P. E. M. : Voyez-vous davantage d’approches préemptives aujourd’hui ?

Une majorité des transactions private equity sur lesquelles nous avons travaillé depuis 18 à 24 mois sont des préemptives ou en sont issues.

Quelle en est votre définition ?

On pourrait considérer qu’il y a trois principaux types de préemptives ces derniers temps :

- une offre est présentée et acceptée hors processus de cession,

- une offre est présentée hors processus de cession mais elle en déclenche un, le cédant souhaitant « benchmarker » cette offre non sollicitée,

- en cours de processus de cession organisé, une offre préemptive peut également intervenir avant la date prévue de remise des offres fermes, par exemple.

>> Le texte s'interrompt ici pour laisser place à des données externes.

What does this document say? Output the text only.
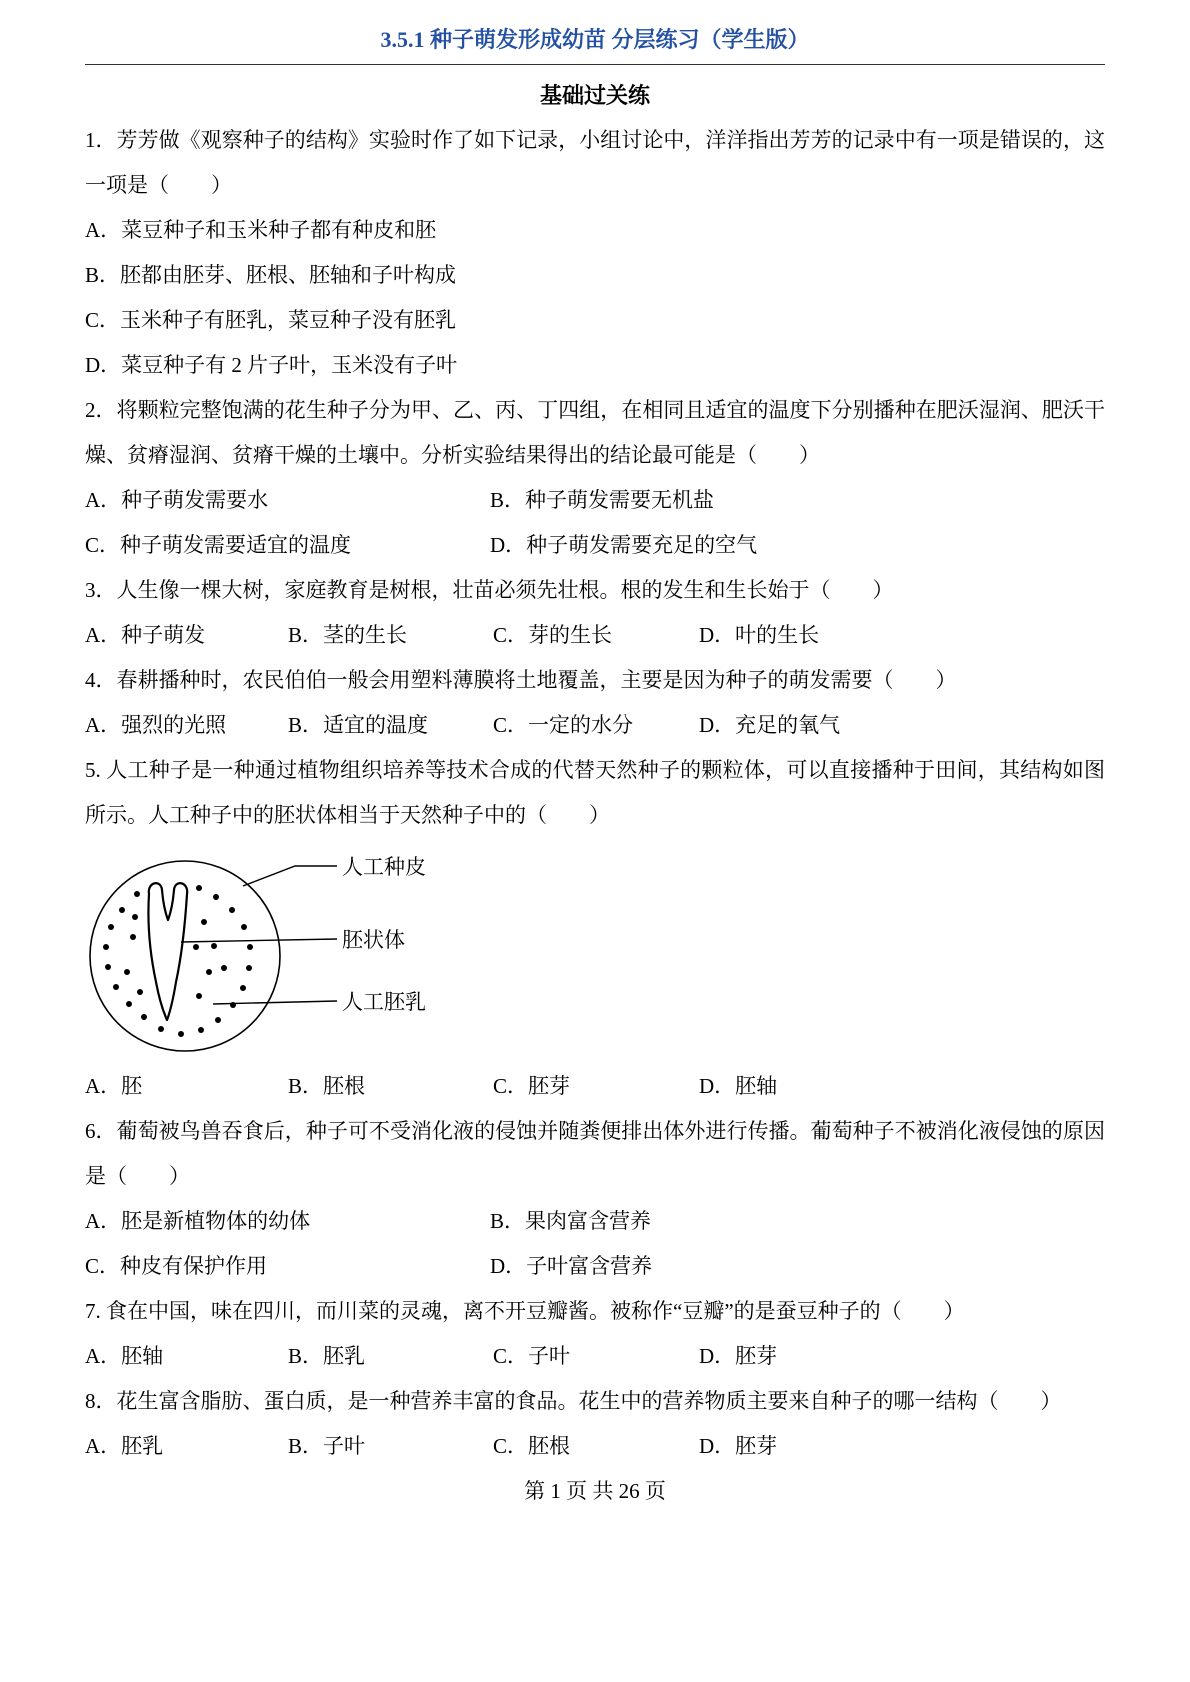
3.5.1 种子萌发形成幼苗 分层练习（学生版）
基础过关练

1．芳芳做《观察种子的结构》实验时作了如下记录，小组讨论中，洋洋指出芳芳的记录中有一项是错误的，这一项是（　　）

A．菜豆种子和玉米种子都有种皮和胚

B．胚都由胚芽、胚根、胚轴和子叶构成

C．玉米种子有胚乳，菜豆种子没有胚乳

D．菜豆种子有 2 片子叶，玉米没有子叶

2．将颗粒完整饱满的花生种子分为甲、乙、丙、丁四组，在相同且适宜的温度下分别播种在肥沃湿润、肥沃干燥、贫瘠湿润、贫瘠干燥的土壤中。分析实验结果得出的结论最可能是（　　）

A．种子萌发需要水	B．种子萌发需要无机盐
C．种子萌发需要适宜的温度	D．种子萌发需要充足的空气

3．人生像一棵大树，家庭教育是树根，壮苗必须先壮根。根的发生和生长始于（　　）

A．种子萌发	B．茎的生长	C．芽的生长	D．叶的生长

4．春耕播种时，农民伯伯一般会用塑料薄膜将土地覆盖，主要是因为种子的萌发需要（　　）

A．强烈的光照	B．适宜的温度	C．一定的水分	D．充足的氧气

5. 人工种子是一种通过植物组织培养等技术合成的代替天然种子的颗粒体，可以直接播种于田间，其结构如图所示。人工种子中的胚状体相当于天然种子中的（　　）

人工种皮
胚状体
人工胚乳
A．胚	B．胚根	C．胚芽	D．胚轴

6．葡萄被鸟兽吞食后，种子可不受消化液的侵蚀并随粪便排出体外进行传播。葡萄种子不被消化液侵蚀的原因是（　　）

A．胚是新植物体的幼体	B．果肉富含营养
C．种皮有保护作用	D．子叶富含营养

7. 食在中国，味在四川，而川菜的灵魂，离不开豆瓣酱。被称作“豆瓣”的是蚕豆种子的（　　）

A．胚轴	B．胚乳	C．子叶	D．胚芽

8．花生富含脂肪、蛋白质，是一种营养丰富的食品。花生中的营养物质主要来自种子的哪一结构（　　）

A．胚乳	B．子叶	C．胚根	D．胚芽

第 1 页 共 26 页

Quels sont les prérequis du point de vie juridique ?

En principe – et sous réserve des clauses d’inaliénabilité applicables aux actionnaires majoritaires, ce qui est plutôt rare – les pactes d’actionnaires permettent à l’actionnaire majoritaire d’emporter la cession de l’ensemble des actionnaires et, ainsi, d’accepter une offre préemptive.

Du point de vue de l’acquéreur, une offre préemptive est généralement précédée d’un accord avec le management sur les termes de son réinvestissement et de la finalisation d’un financement le plus ferme possible.

En effet, les seules conditions acceptées par un cédant dans le cadre d’une offre préemptive sont généralement celles liées à l’obtention de l’approbation de l’acquisition par les autorités de contrôle des concentrations et des investissements étrangers.

Votre conseil pour une préemptive réussie ?

Il faut faire attention aux objectifs divergents entre l’actionnaire majoritaire et le management – notamment en termes de valorisation – qui peuvent conduire un candidat à ne pas maximiser les chances de succès de son offre préemptive.

La fermeté du financement est bien sûr également un élément clé.